Imagine during medieval times, a thief was caught and about to be punished by death in front of the town. There’s the platform, there’s the crowd ready for a public spectacle of death. The thief is tied and his neck is bared to guillotine’s blade that is about to fall. Then here comes a man whose face was covered in a crimson hood, holding the rope that that with a pull would end the life of the condemned. The executioner! Why someone would choose to be the carrier of doom for the persecuted is beyond us, but have you ever wondered how these executioners got into their job?

At least from what we have seen in movies, the typical image of an executioner was someone who would heartlessly and remorselessly take someone’s life with a swing of his ax or with a rope fixed into a noose. The truth is, the public executioners were part of a dedicated professional that while shunned and reviled in some places, could also carry a measure of respect in others. They had specific rules to abide by, and failing to do so could result in their own death. One of the most interesting aspects of this profession is how they were chosen for a job nobody really wanted.

How One Could Become An Executioner

How did they get the job in the first place? As it turned out, many European Medieval executioners were former criminals. Of course, with the nature of the job, it would be hard to find someone who would willingly apply for the role, so you had to find people that you could force into it, or someone desperate enough to take it because he was to be executed himself.

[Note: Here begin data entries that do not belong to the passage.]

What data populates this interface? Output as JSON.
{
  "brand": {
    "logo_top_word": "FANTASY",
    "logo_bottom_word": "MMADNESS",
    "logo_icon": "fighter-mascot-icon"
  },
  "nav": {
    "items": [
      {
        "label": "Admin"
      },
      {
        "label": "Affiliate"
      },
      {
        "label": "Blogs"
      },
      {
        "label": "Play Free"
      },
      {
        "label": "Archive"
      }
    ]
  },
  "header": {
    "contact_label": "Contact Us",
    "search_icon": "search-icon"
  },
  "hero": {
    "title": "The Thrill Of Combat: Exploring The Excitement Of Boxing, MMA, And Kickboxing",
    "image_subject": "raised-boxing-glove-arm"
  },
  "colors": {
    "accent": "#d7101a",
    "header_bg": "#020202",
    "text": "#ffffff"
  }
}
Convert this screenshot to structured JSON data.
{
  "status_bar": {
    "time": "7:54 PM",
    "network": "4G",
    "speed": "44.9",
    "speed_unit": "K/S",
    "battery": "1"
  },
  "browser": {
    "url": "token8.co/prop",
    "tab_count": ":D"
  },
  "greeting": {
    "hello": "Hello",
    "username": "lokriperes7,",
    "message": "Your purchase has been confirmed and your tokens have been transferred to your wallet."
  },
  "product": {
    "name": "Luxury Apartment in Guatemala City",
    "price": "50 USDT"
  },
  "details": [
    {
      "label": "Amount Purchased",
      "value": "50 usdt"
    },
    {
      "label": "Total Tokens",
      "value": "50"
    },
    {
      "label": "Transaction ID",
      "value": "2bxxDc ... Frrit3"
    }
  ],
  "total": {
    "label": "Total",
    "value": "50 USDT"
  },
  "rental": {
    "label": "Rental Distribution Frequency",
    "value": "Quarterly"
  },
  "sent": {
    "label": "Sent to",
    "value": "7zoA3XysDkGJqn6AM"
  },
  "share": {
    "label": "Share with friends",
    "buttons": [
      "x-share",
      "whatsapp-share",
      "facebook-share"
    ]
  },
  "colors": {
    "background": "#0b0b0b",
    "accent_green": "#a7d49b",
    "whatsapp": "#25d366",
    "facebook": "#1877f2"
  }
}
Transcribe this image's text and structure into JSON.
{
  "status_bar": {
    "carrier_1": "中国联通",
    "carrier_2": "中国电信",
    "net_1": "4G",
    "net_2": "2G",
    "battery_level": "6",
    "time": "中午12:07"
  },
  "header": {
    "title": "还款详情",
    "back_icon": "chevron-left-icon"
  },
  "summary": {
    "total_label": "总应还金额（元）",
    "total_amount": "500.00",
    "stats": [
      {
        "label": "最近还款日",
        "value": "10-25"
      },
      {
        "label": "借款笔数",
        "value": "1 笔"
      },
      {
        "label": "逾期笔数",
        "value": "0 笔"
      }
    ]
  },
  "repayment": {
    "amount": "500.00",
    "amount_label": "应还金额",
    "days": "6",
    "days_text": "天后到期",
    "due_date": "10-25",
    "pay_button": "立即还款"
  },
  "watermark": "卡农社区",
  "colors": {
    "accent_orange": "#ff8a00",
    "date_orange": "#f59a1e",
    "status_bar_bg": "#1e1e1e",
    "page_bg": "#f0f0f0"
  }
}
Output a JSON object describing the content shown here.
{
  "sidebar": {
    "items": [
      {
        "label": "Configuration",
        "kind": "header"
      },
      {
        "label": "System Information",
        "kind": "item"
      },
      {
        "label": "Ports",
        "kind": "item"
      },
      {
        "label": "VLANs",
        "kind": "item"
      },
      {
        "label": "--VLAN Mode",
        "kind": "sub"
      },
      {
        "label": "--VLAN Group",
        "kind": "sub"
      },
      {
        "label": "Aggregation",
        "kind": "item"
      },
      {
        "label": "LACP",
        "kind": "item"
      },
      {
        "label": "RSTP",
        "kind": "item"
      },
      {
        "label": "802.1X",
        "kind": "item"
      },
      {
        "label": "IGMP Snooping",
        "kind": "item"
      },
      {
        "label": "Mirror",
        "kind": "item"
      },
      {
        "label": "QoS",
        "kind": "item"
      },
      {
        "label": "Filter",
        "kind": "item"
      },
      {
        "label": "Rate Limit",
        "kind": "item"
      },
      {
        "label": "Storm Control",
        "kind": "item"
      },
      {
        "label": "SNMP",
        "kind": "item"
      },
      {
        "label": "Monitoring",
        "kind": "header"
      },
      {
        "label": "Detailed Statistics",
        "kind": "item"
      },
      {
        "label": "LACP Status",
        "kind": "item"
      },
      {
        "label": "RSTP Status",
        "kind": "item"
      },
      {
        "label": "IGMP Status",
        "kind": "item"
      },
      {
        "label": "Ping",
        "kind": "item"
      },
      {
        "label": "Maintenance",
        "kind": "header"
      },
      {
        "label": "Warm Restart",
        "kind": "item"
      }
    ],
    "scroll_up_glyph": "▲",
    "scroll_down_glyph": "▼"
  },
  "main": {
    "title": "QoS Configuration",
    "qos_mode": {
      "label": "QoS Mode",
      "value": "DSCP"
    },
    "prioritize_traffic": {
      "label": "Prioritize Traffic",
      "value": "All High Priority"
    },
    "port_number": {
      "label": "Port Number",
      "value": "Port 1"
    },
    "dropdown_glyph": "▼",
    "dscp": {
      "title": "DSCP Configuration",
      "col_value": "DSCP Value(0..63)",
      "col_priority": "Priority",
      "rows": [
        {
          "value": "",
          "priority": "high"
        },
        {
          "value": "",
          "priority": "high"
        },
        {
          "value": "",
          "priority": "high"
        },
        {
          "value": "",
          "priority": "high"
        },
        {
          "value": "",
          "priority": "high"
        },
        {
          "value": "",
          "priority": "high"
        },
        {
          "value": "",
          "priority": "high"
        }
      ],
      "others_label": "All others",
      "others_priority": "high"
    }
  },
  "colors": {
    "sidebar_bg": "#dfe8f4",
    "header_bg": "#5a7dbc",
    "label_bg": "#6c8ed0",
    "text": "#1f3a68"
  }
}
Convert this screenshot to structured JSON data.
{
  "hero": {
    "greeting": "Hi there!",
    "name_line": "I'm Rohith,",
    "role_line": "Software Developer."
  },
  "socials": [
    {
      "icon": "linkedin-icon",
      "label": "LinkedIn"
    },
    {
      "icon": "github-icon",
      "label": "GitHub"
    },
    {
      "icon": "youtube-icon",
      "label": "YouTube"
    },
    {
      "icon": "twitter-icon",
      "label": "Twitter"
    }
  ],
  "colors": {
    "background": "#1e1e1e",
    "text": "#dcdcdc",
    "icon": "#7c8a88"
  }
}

It was even mentioned in the book Boddel og Galgefugl by Hugo Mathiessen:

“In the year 1470, a poor thief stood at the foot of the gallows in the Swedish town Arboga and was waiting to be hanged. The public attending the spectacle had pity on the sinner, and when he, to save his neck, offered to become executioner in the town, it was agreed. He was pardoned, and the red-hot iron was used to brand his body with both thief and executioner mark.”